Pair Trading with PT Bank and Swedbank

The main advantage of trading using opposite PT Bank and Swedbank positions is that it hedges away some unsystematic risk. Because of two separate transactions, even if PT Bank position performs unexpectedly, Swedbank can make up some of the losses. Pair trading also minimizes risk from directional movements in the market. For example, if an entire industry or sector drops because of unexpected headlines, the short position in Swedbank will offset losses from the drop in Swedbank's long position.

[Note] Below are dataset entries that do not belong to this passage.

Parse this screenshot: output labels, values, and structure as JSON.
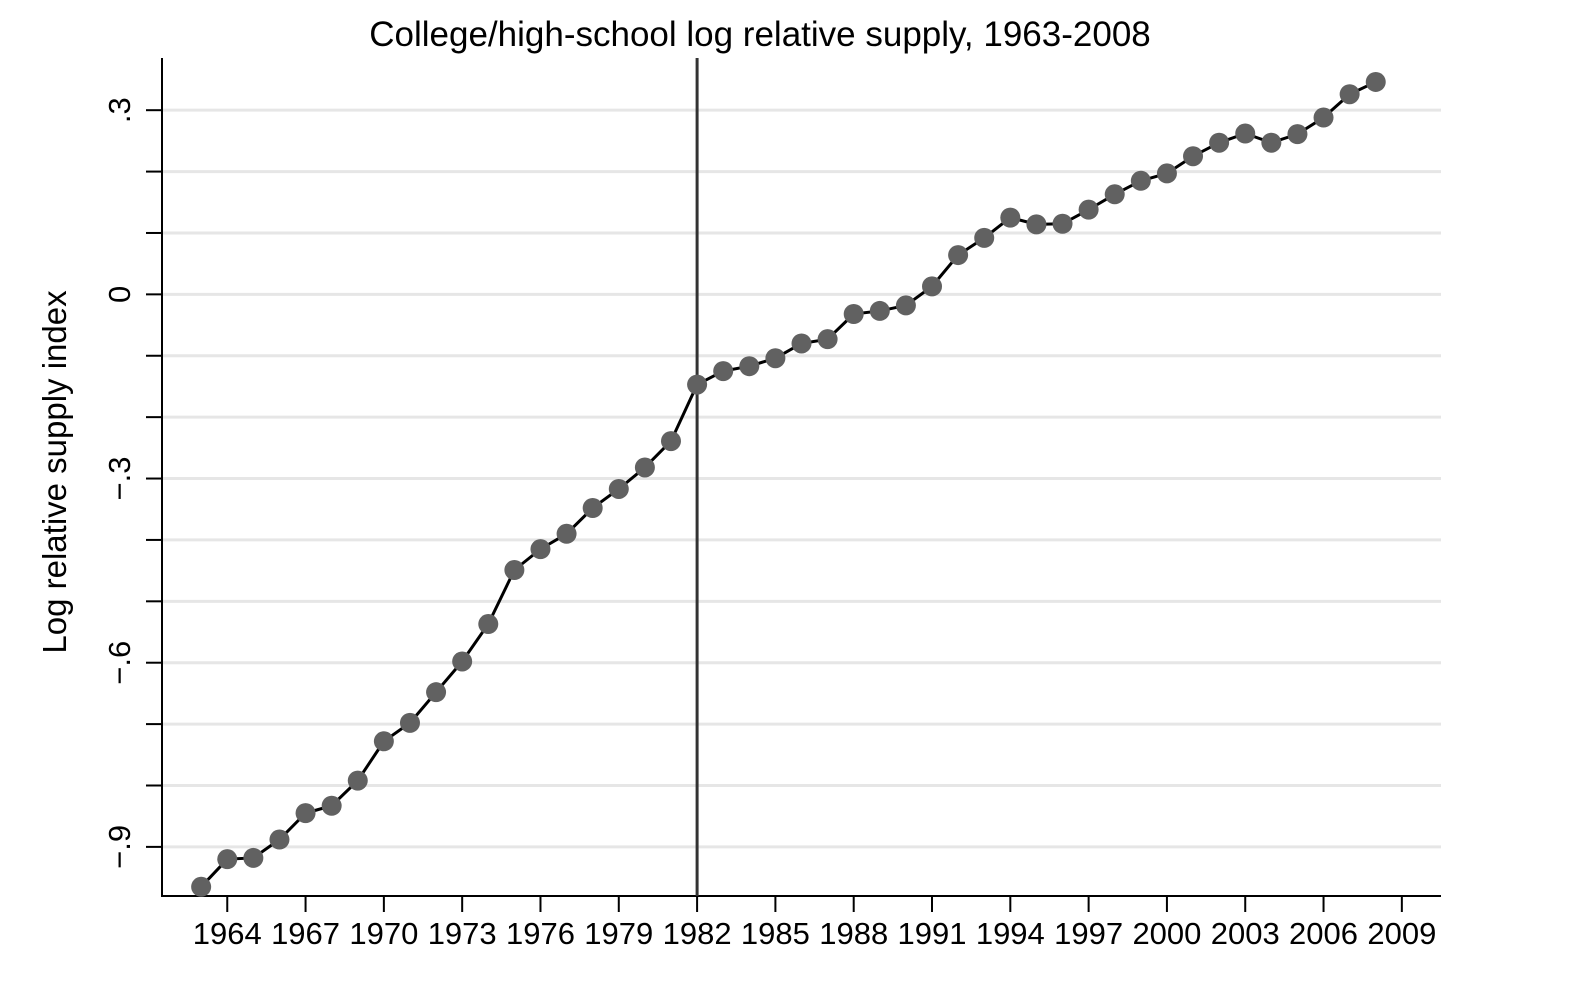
{
  "chart_data": {
    "type": "line",
    "title": "College/high-school log relative supply, 1963-2008",
    "xlabel": "",
    "ylabel": "Log relative supply index",
    "xlim": [
      1961.5,
      2010.5
    ],
    "ylim": [
      -0.98,
      0.385
    ],
    "xticks": [
      1964,
      1967,
      1970,
      1973,
      1976,
      1979,
      1982,
      1985,
      1988,
      1991,
      1994,
      1997,
      2000,
      2003,
      2006,
      2009
    ],
    "xtick_labels": [
      "1964",
      "1967",
      "1970",
      "1973",
      "1976",
      "1979",
      "1982",
      "1985",
      "1988",
      "1991",
      "1994",
      "1997",
      "2000",
      "2003",
      "2006",
      "2009"
    ],
    "yticks": [
      -0.9,
      -0.8,
      -0.7,
      -0.6,
      -0.5,
      -0.4,
      -0.3,
      -0.2,
      -0.1,
      0,
      0.1,
      0.2,
      0.3
    ],
    "ytick_labels": [
      {
        "value": -0.9,
        "label": "−.9"
      },
      {
        "value": -0.6,
        "label": "−.6"
      },
      {
        "value": -0.3,
        "label": "−.3"
      },
      {
        "value": 0,
        "label": "0"
      },
      {
        "value": 0.3,
        "label": ".3"
      }
    ],
    "grid": true,
    "vline": 1982,
    "series": [
      {
        "color": "#616161",
        "line_color": "#000000",
        "x": [
          1963,
          1964,
          1965,
          1966,
          1967,
          1968,
          1969,
          1970,
          1971,
          1972,
          1973,
          1974,
          1975,
          1976,
          1977,
          1978,
          1979,
          1980,
          1981,
          1982,
          1983,
          1984,
          1985,
          1986,
          1987,
          1988,
          1989,
          1990,
          1991,
          1992,
          1993,
          1994,
          1995,
          1996,
          1997,
          1998,
          1999,
          2000,
          2001,
          2002,
          2003,
          2004,
          2005,
          2006,
          2007,
          2008
        ],
        "y": [
          -0.965,
          -0.92,
          -0.918,
          -0.888,
          -0.845,
          -0.833,
          -0.792,
          -0.728,
          -0.698,
          -0.648,
          -0.598,
          -0.537,
          -0.449,
          -0.415,
          -0.39,
          -0.348,
          -0.317,
          -0.282,
          -0.239,
          -0.147,
          -0.125,
          -0.117,
          -0.104,
          -0.08,
          -0.073,
          -0.032,
          -0.027,
          -0.018,
          0.013,
          0.064,
          0.092,
          0.125,
          0.114,
          0.115,
          0.138,
          0.163,
          0.185,
          0.197,
          0.225,
          0.247,
          0.262,
          0.247,
          0.261,
          0.288,
          0.326,
          0.346
        ]
      }
    ]
  }
}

The idea behind PT Bank Rakyat and Swedbank AB pairs trading is to make the combined position market-neutral, meaning the overall market's direction will not affect its win or loss (or potential downside or upside). This can be achieved by designing a pairs trade with two highly correlated stocks or equities that operate in a similar space or sector, making it possible to obtain profits through simple and relatively low-risk investment.
Check out your portfolio center.
Note that this page's information should be used as a complementary analysis to find the right mix of equity instruments to add to your existing portfolios or create a brand new portfolio. You can also try the Equity Forecasting module to use basic forecasting models to generate price predictions and determine price momentum.